GitHub - AhmadMoussa/Linear-and-Polynomial-Regression: Different ways to achieve linear and polynomial regression

AHMAD MOUSSA Linear and Polynomial Regression

%matplotlib inline

import numpy as np
import matplotlib.pyplot as plt

A = np.array(((0,1),
             (1,1),
             (2,1),
             (3,1)))

b = np.array((1,2,0,3), ndmin = 2 ).T

xstar = np.matmul( np.matmul( np.linalg.inv( np.matmul(A.T, A) ), A.T), b)

plt.scatter(A.T[0], b)
u = np.linspace(0,3,100)
plt.plot(u, u * xstar[0] + xstar[1], 'b-')

error = []
for i in range(len(b)):
    y_pred = A.T[0][i] * xstar[0] + xstar[1]
    error.append(np.square(y_pred - b[i]))

print("Mean squared error: ", np.sum(error)/len(b))

Mean squared error:  1.0499999999999998

1. Compute the hessian and make sure it is semi-definite positive:

Since our function is of the form:

\begin{align} f(x) = \frac{1}{2} ||Ax + b||^2\end{align}

And the hessian matrix is the matrix of second order partial-derivatives.

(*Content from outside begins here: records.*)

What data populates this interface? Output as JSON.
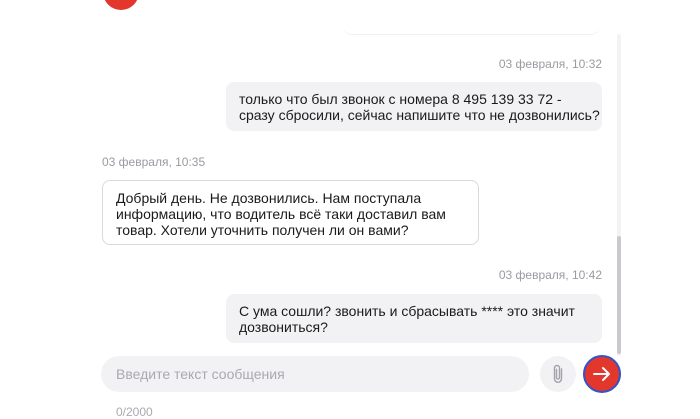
{
  "chat": {
    "messages": [
      {
        "direction": "outgoing",
        "timestamp": "03 февраля, 10:32",
        "lines": [
          "только что был звонок с номера 8 495 139 33 72 -",
          "сразу сбросили, сейчас напишите что не дозвонились?"
        ]
      },
      {
        "direction": "incoming",
        "timestamp": "03 февраля, 10:35",
        "lines": [
          "Добрый день. Не дозвонились. Нам поступала",
          "информацию, что водитель всё таки доставил вам",
          "товар. Хотели уточнить получен ли он вами?"
        ]
      },
      {
        "direction": "outgoing",
        "timestamp": "03 февраля, 10:42",
        "lines": [
          "С ума сошли? звонить и сбрасывать **** это значит",
          "дозвониться?"
        ]
      }
    ]
  },
  "composer": {
    "placeholder": "Введите текст сообщения",
    "value": "",
    "counter": "0/2000"
  },
  "icons": {
    "attach": "paperclip-icon",
    "send": "arrow-right-icon"
  },
  "colors": {
    "accent": "#e3362d",
    "focus_ring": "#2f55c9",
    "outgoing_bubble": "#f2f2f4",
    "incoming_border": "#d9d9de",
    "muted_text": "#9a9aa2"
  }
}
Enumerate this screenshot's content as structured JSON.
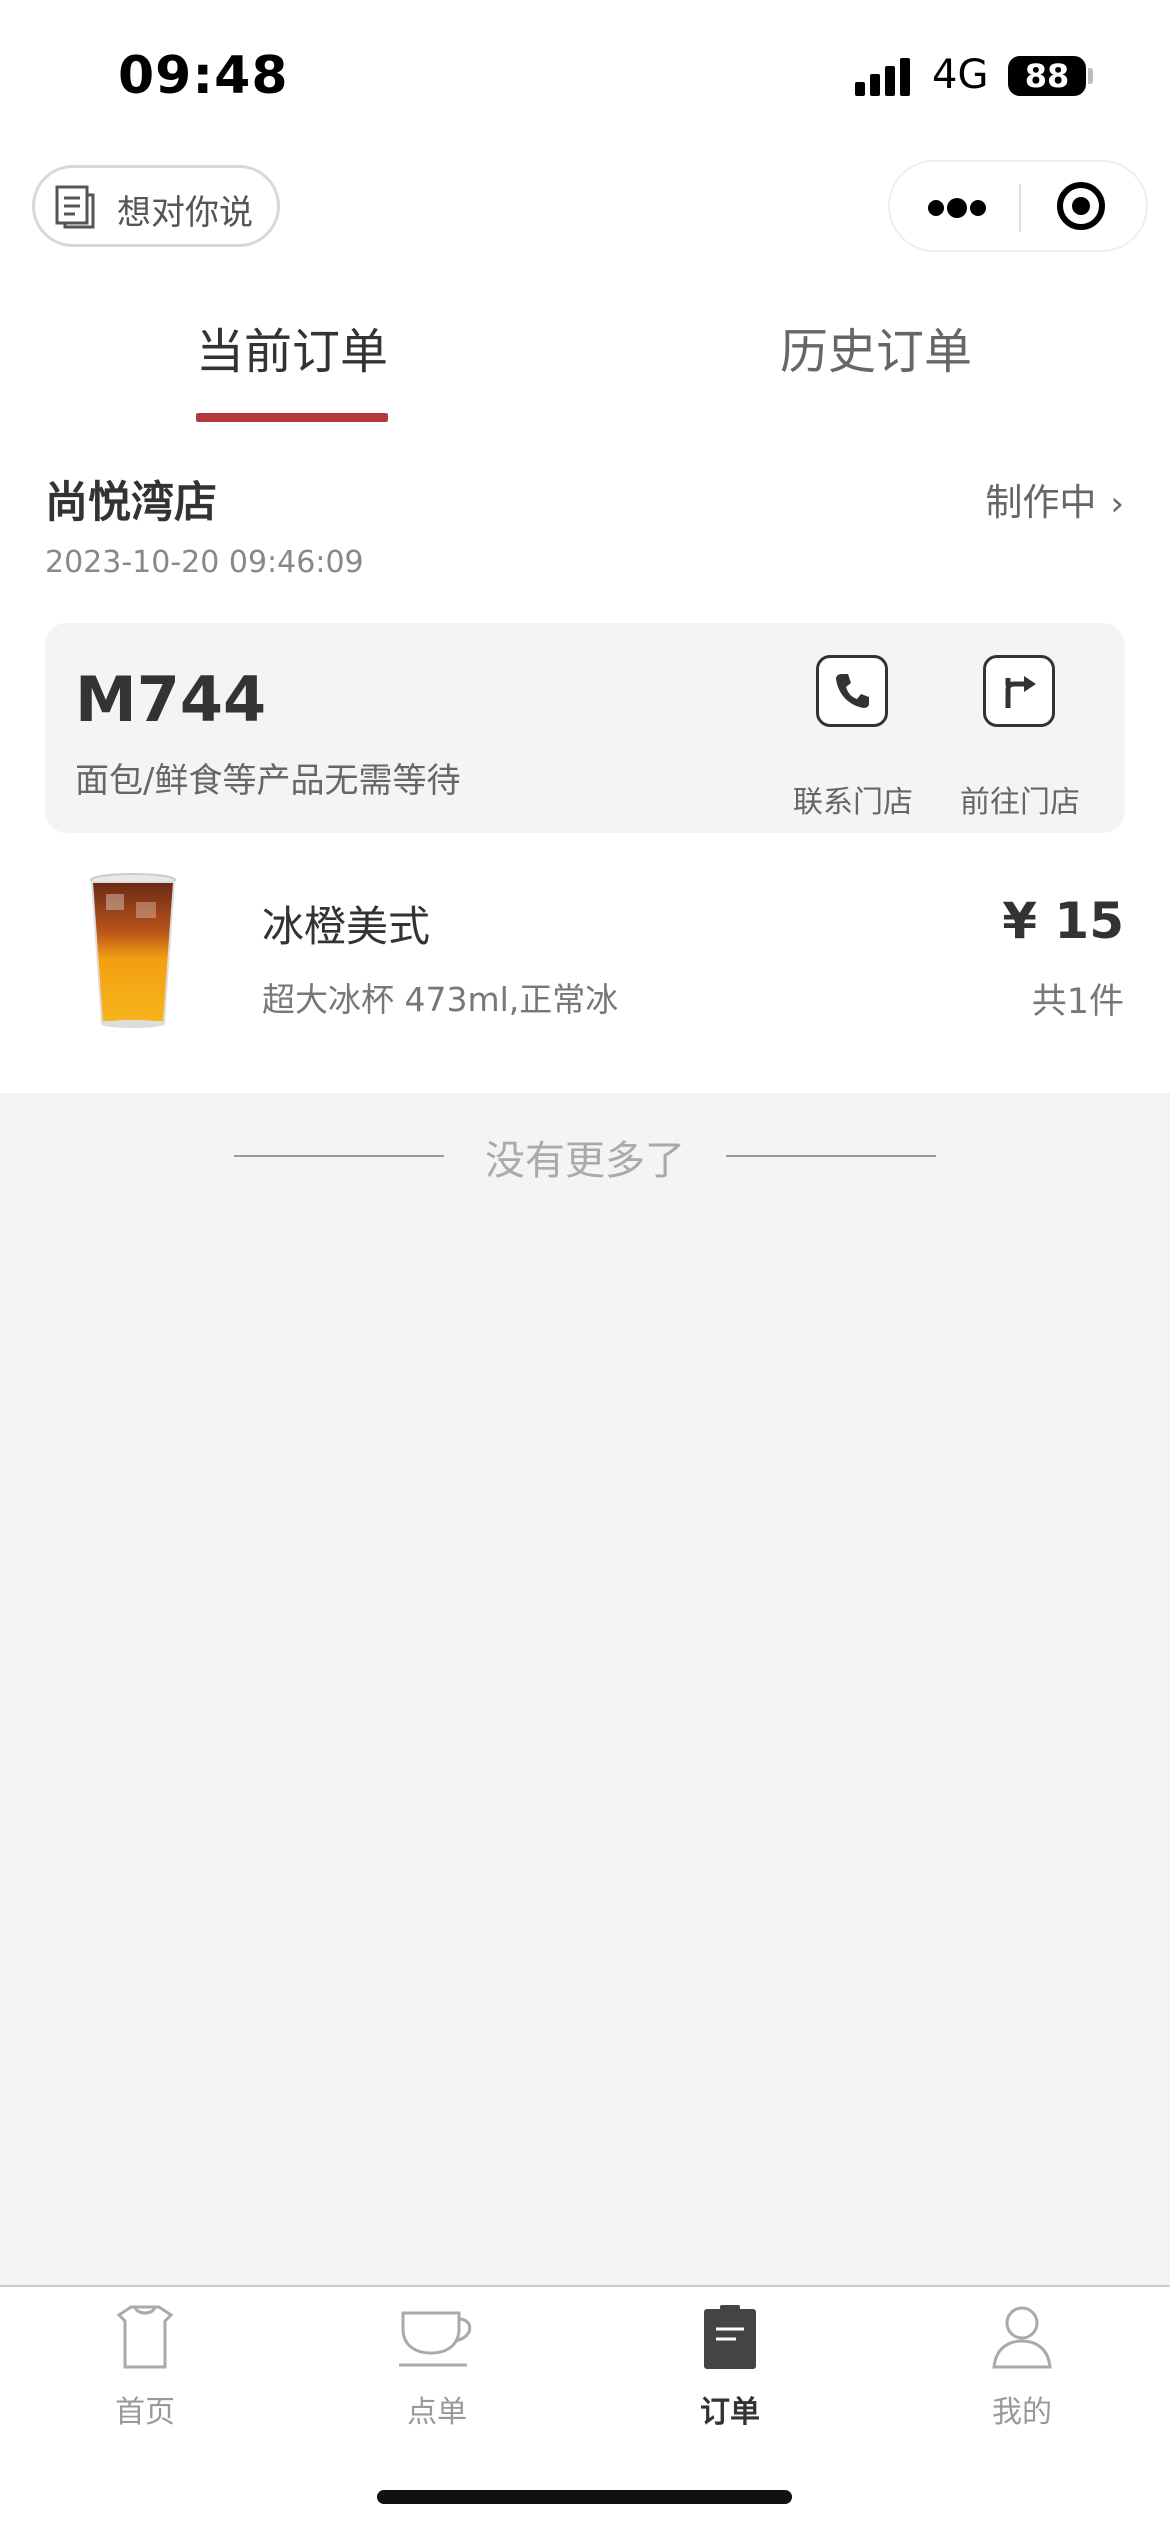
{
  "status_bar": {
    "time": "09:48",
    "network": "4G",
    "battery": "88"
  },
  "mini_program": {
    "feedback_label": "想对你说"
  },
  "tabs": [
    {
      "label": "当前订单",
      "active": true
    },
    {
      "label": "历史订单",
      "active": false
    }
  ],
  "order": {
    "store_name": "尚悦湾店",
    "time": "2023-10-20 09:46:09",
    "status": "制作中",
    "pickup_code": "M744",
    "pickup_note": "面包/鲜食等产品无需等待",
    "actions": {
      "call_label": "联系门店",
      "navigate_label": "前往门店"
    },
    "item": {
      "name": "冰橙美式",
      "spec": "超大冰杯 473ml,正常冰",
      "price": "¥ 15",
      "quantity": "共1件"
    }
  },
  "list_end_text": "没有更多了",
  "tabbar": [
    {
      "label": "首页",
      "icon": "shirt-icon",
      "active": false
    },
    {
      "label": "点单",
      "icon": "cup-icon",
      "active": false
    },
    {
      "label": "订单",
      "icon": "clipboard-icon",
      "active": true
    },
    {
      "label": "我的",
      "icon": "person-icon",
      "active": false
    }
  ],
  "colors": {
    "accent": "#b3393c",
    "background": "#f4f4f4"
  }
}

We can rewrite our function such that we can make use of the chain rule:

\begin{align} f(x) = g(h(x))\end{align} where \begin{align}h(x) = Ax - b \end{align} and \begin{align} g(y) = \frac{1}{2} ||y||^2\end{align}.

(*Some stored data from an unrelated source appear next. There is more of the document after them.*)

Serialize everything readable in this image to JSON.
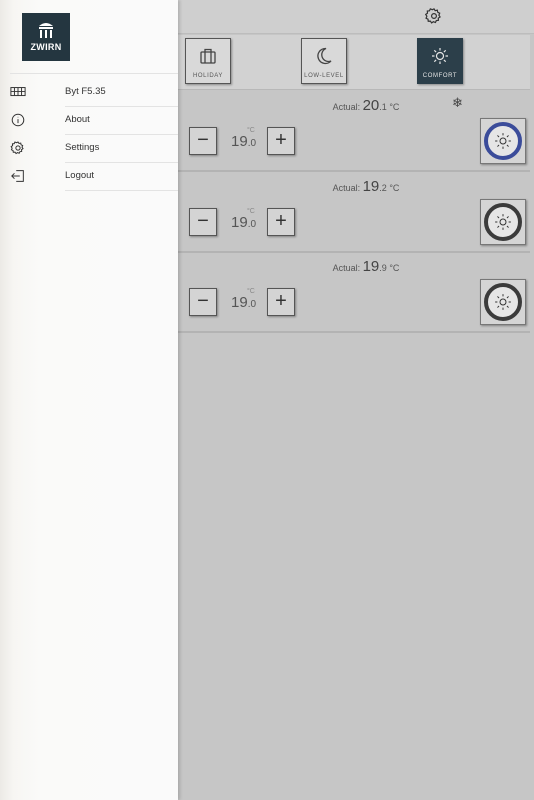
{
  "drawer": {
    "logo_text": "ZWIRN",
    "items": [
      {
        "label": "Byt F5.35",
        "icon": "apartment-map-icon"
      },
      {
        "label": "About",
        "icon": "info-icon"
      },
      {
        "label": "Settings",
        "icon": "gear-icon"
      },
      {
        "label": "Logout",
        "icon": "logout-icon"
      }
    ]
  },
  "modes": [
    {
      "label": "HOLIDAY",
      "icon": "suitcase-icon",
      "active": false
    },
    {
      "label": "LOW-LEVEL",
      "icon": "moon-icon",
      "active": false
    },
    {
      "label": "COMFORT",
      "icon": "sun-icon",
      "active": true
    }
  ],
  "zones": [
    {
      "actual_label": "Actual:",
      "actual_int": "20",
      "actual_dec": ".1",
      "actual_unit": "°C",
      "setpoint_int": "19",
      "setpoint_dec": ".0",
      "setpoint_unit": "°C",
      "minus": "−",
      "plus": "+",
      "dial_color": "#3b4c9a"
    },
    {
      "actual_label": "Actual:",
      "actual_int": "19",
      "actual_dec": ".2",
      "actual_unit": "°C",
      "setpoint_int": "19",
      "setpoint_dec": ".0",
      "setpoint_unit": "°C",
      "minus": "−",
      "plus": "+",
      "dial_color": "#3b3b3b"
    },
    {
      "actual_label": "Actual:",
      "actual_int": "19",
      "actual_dec": ".9",
      "actual_unit": "°C",
      "setpoint_int": "19",
      "setpoint_dec": ".0",
      "setpoint_unit": "°C",
      "minus": "−",
      "plus": "+",
      "dial_color": "#3b3b3b"
    }
  ],
  "snowflake": "❄",
  "colors": {
    "active_mode": "#2c3f4a",
    "logo_bg": "#243640"
  }
}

The partial derivatives are given by:

\begin{align} g'(y) = y^T, h'(x) = A \end{align}

Now using the chain rule, we have that:

\begin{align} f'(x) = g'(h(x))h'(x) = (Ax - b)^TA \end{align}

The gradient is a column vector, therefore:

\begin{align} ∇f(x) = f′(x)^T = A^T(Ax−b) \end{align}

Then finally, the hessian is the derivative of the previous:

\begin{align} Hf(x) = A^TA \end{align}

And now we can easily compute this in python.This helped me understand the calculation, and this provided several different ways to derive the hessian matrix from a least squares problem. Now we still need to make sure that the hessian is semi-positive definite. Let's do that step in python:

import numpy as np

A = np.array(((0,1),
             (1,1),
             (2,1),
             (3,1)))
Hessian = np.matmul(A.T, A) 
print("Hessian: ")
print(Hessian)
# Allclose checks if two arrays are elementwise equal
# A matrice is symmetric if it is equal to it's transpose
print("Is the Hessian symmetric: ", np.allclose(Hessian, Hessian.T))
print("Eigenvalues: ", np.linalg.eigvals(Hessian))
print("Are the eigenvalues positive: ", np.linalg.eigvals(Hessian) > 0)

Hessian: 
[[14  6]
 [ 6  4]]
Is the Hessian symmetric:  True
Eigenvalues:  [16.81024968  1.18975032]
Are the eigenvalues positive:  [ True  True]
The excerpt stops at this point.